Do men like that really exist? Or was he just a fantasy of the book’s author? I knew there was a whole BDSM scene out there, people who enjoyed tying up their partner, spanking them, whips, chains, all that. Honestly, it all intrigues me—quite a bit, in fact. And it scares me as well; the idea of giving up complete control in return for boundless pleasure. But how can someone learn to trust a man enough to surrender to him completely? It made my head hurt thinking about it, and my body quiver both with desire and in pure white-knuckle fear.
It wasn’t so much the wealth and power of the Christian Grey character that appealed to me—although I’d never walk away from a millionaire—but that a man would enjoy dominating a woman so passionately, and in doing so, could provide so much pleasure to her, but not crush her spirit in the process. It was a completely foreign idea to me. I’m never been one to willingly ask for pain, or ever wanted to be dominated by a man, but there was something very deeply arousing about the thought that pain could be pleasurable, that giving control of yourself in such a vulnerable situation over to someone else could intensify the whole erotic experience.
What kind of man would be able to do that?

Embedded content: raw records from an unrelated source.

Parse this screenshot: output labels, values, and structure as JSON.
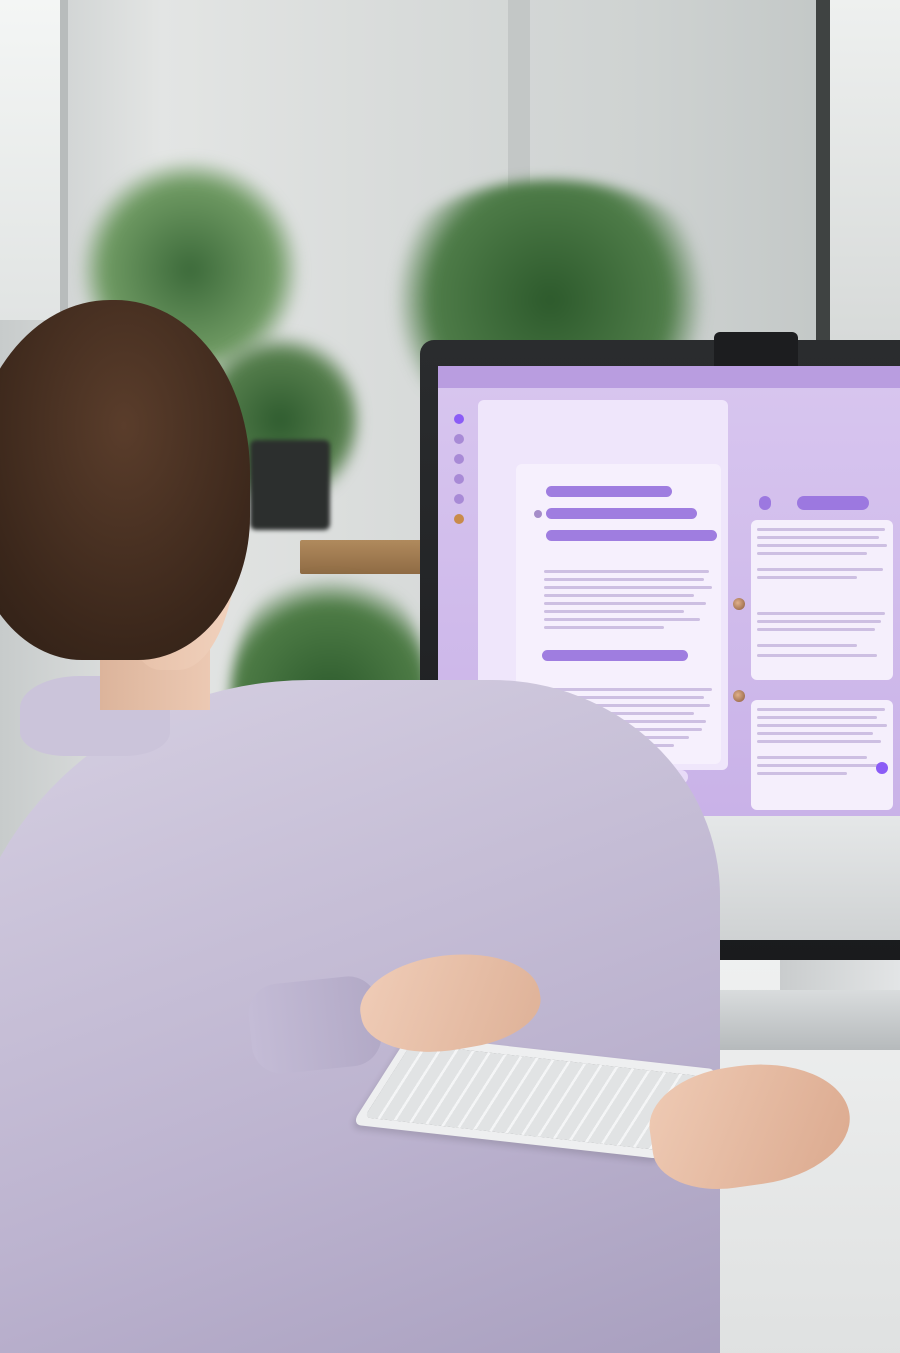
{
  "screen": {
    "window_title": "",
    "breadcrumb": "",
    "chat_title": "",
    "panel_heading": "",
    "chips": [
      "",
      ""
    ],
    "card_titles": [
      "",
      ""
    ],
    "thread_pills": [
      "",
      "",
      "",
      ""
    ],
    "thread_labels": [
      "",
      ""
    ]
  },
  "colors": {
    "accent": "#8b5cf6",
    "screen_bg": "#d8c6ef",
    "pill": "#9f7de0"
  }
}
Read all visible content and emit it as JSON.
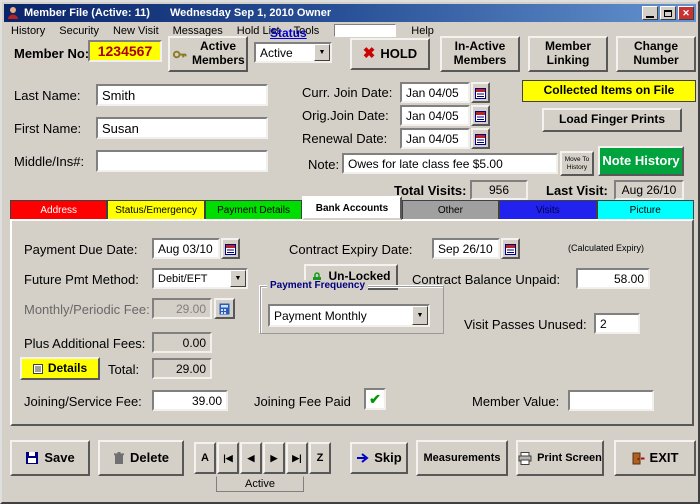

Would he be that way all of the time, or just in the bedroom? Would it mean that I was placing myself beneath a man? That I was belittling myself in some way? The feminist in me wanted to scream that it was disgusting, humiliating and absurd, yet another part of me, a darker, animalistic part of my very core ached to be taken so fully, with or without my full consent. I couldn’t believe the delicious rush of heat that washed over my skin at the thought of giving my body for a man’s total and completely selfish use. To let him position me however he chose, to bind me so that I was nothing more than his possession to play with and discard at his desire.